In 1972, a Brussels-based NGO called the Union of International Associations put together The Encyclopaedia of World Problems and Human Potential. The project intended to catalog both the pains and the solutions to human existence. Nude Group Therapy —think of sauna time in Finland— was one such mean to alleviate interpersonal grievances and decrease the sense of isolation.

That entry, which states that “nudity strips the individual of his ego pretensions and sometimes, of his ego defences” is both the title and the basis of a new solo exhibition from American artist Mark Hagen at the Almine Rech Gallery in Brussels.

Stripping the ego’s defences is a key part of his proposal. 2018 is gearing itself up to deal with the Pandora-unboxing of the Weinstein Effect —and #BalanceTonPorc et al— brought by 2017. Hagen was surprised by the therapy’s possible capacity as a tool against toxic masculinity, providing the potential for human beings to see each other in a non-sexualised, non-judgmental manner —and kept looking in the encyclopaedia for entries that spoke to him.

One such case is the force of women like Eileen Gray and Gertrude Stein, who helped shaped Parisian modernist mores and attitudes in the interwar period —including an increased freedom in expressing sexuality.
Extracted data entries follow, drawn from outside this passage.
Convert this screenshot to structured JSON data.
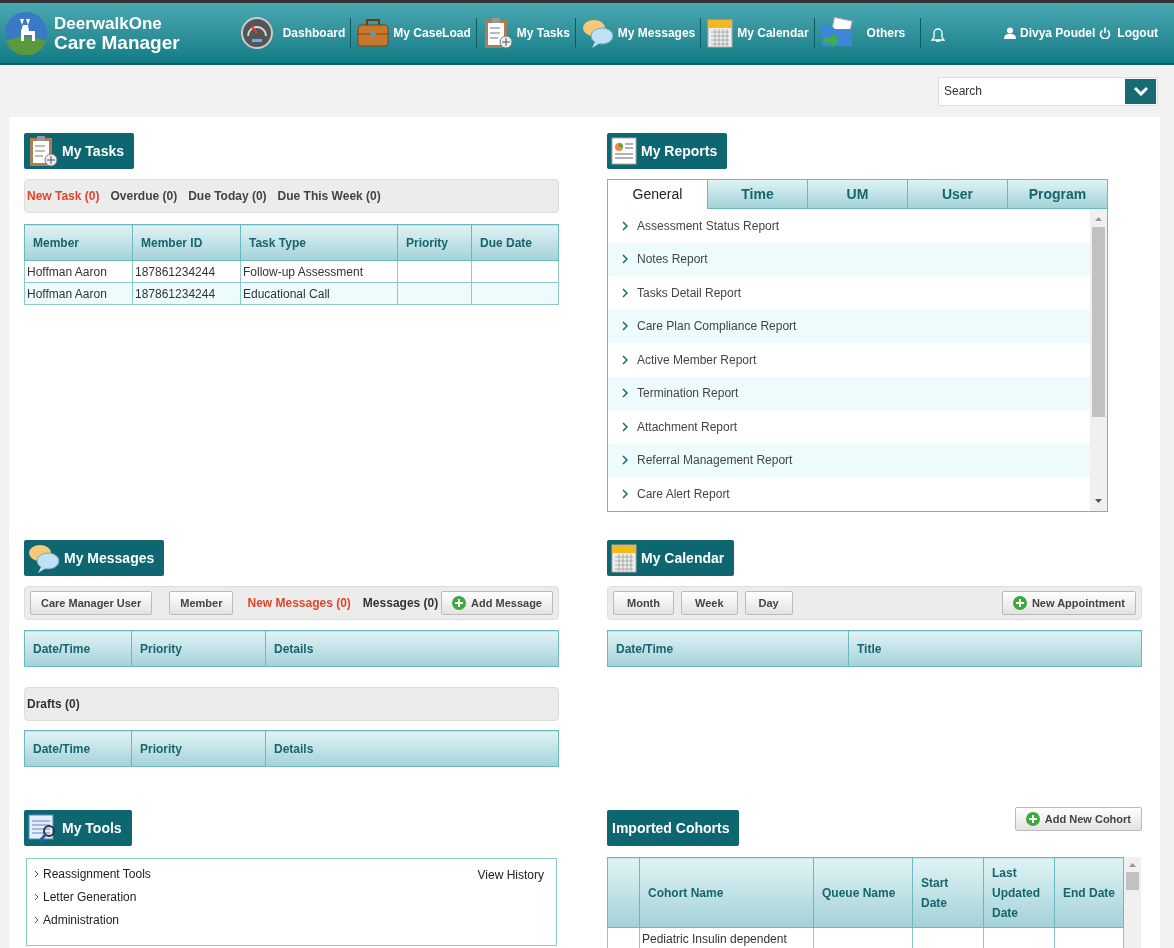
{
  "header": {
    "logo_line1": "DeerwalkOne",
    "logo_line2": "Care Manager",
    "nav": [
      {
        "label": "Dashboard",
        "kind": "gauge"
      },
      {
        "label": "My CaseLoad",
        "kind": "briefcase"
      },
      {
        "label": "My Tasks",
        "kind": "clipboard"
      },
      {
        "label": "My Messages",
        "kind": "chat"
      },
      {
        "label": "My Calendar",
        "kind": "calendar"
      },
      {
        "label": "Others",
        "kind": "folder"
      }
    ],
    "user": "Divya Poudel",
    "logout": "Logout"
  },
  "search": {
    "placeholder": "Search"
  },
  "tasks": {
    "title": "My Tasks",
    "filters": [
      {
        "label": "New Task (0)",
        "selected": true
      },
      {
        "label": "Overdue (0)",
        "selected": false
      },
      {
        "label": "Due Today (0)",
        "selected": false
      },
      {
        "label": "Due This Week (0)",
        "selected": false
      }
    ],
    "columns": [
      "Member",
      "Member ID",
      "Task Type",
      "Priority",
      "Due Date"
    ],
    "rows": [
      [
        "Hoffman Aaron",
        "187861234244",
        "Follow-up Assessment",
        "",
        ""
      ],
      [
        "Hoffman Aaron",
        "187861234244",
        "Educational Call",
        "",
        ""
      ]
    ]
  },
  "reports": {
    "title": "My Reports",
    "tabs": [
      {
        "label": "General",
        "selected": true
      },
      {
        "label": "Time",
        "selected": false
      },
      {
        "label": "UM",
        "selected": false
      },
      {
        "label": "User",
        "selected": false
      },
      {
        "label": "Program",
        "selected": false
      }
    ],
    "items": [
      "Assessment Status Report",
      "Notes Report",
      "Tasks Detail Report",
      "Care Plan Compliance Report",
      "Active Member Report",
      "Termination Report",
      "Attachment Report",
      "Referral Management Report",
      "Care Alert Report"
    ]
  },
  "messages": {
    "title": "My Messages",
    "buttons": [
      "Care Manager User",
      "Member"
    ],
    "filters": [
      {
        "label": "New Messages (0)",
        "selected": true
      },
      {
        "label": "Messages (0)",
        "selected": false
      }
    ],
    "add_button": "Add Message",
    "columns": [
      "Date/Time",
      "Priority",
      "Details"
    ],
    "drafts": {
      "label": "Drafts (0)",
      "columns": [
        "Date/Time",
        "Priority",
        "Details"
      ]
    }
  },
  "calendar": {
    "title": "My Calendar",
    "views": [
      "Month",
      "Week",
      "Day"
    ],
    "new_button": "New Appointment",
    "columns": [
      "Date/Time",
      "Title"
    ]
  },
  "tools": {
    "title": "My Tools",
    "items": [
      "Reassignment Tools",
      "Letter Generation",
      "Administration"
    ],
    "view_history": "View History"
  },
  "cohorts": {
    "title": "Imported Cohorts",
    "add_button": "Add New Cohort",
    "columns": [
      "",
      "Cohort Name",
      "Queue Name",
      "Start Date",
      "Last Updated Date",
      "End Date"
    ],
    "rows": [
      [
        "",
        "Pediatric Insulin dependent",
        "",
        "",
        "",
        ""
      ]
    ]
  }
}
To them, both lesbians, Hagen dedicates the Homage to Sapphic Modernity, a sculpture that brings together the material halo of Gray’s brick screen and the —oddly similar shape— of Apple’s early 2000s titanium laptops.

This piece displays one of Hagen’s signature methods: using varying intensities of electrical currents to turn Diet Coke and Crystal Pepsi into a surprisingly vast array of colours. And yet this palette is made to test human perception —the colours we eventually see, as the artist explains, are a result of our cultural, linguistic and physiological predispositions.

Another Hagen method, painting through burlap, can be seen in a set of relief paintings that use paper folding, silicone moulds and matte moulding paste to create its surfaces. The result is a group of works where Hagen willingly interrupts the perfection of the supposedly final moulded object by adding new creases. Just like society, which benefits from radical and unexpected disruptions —such as group nude therapy— to move forward.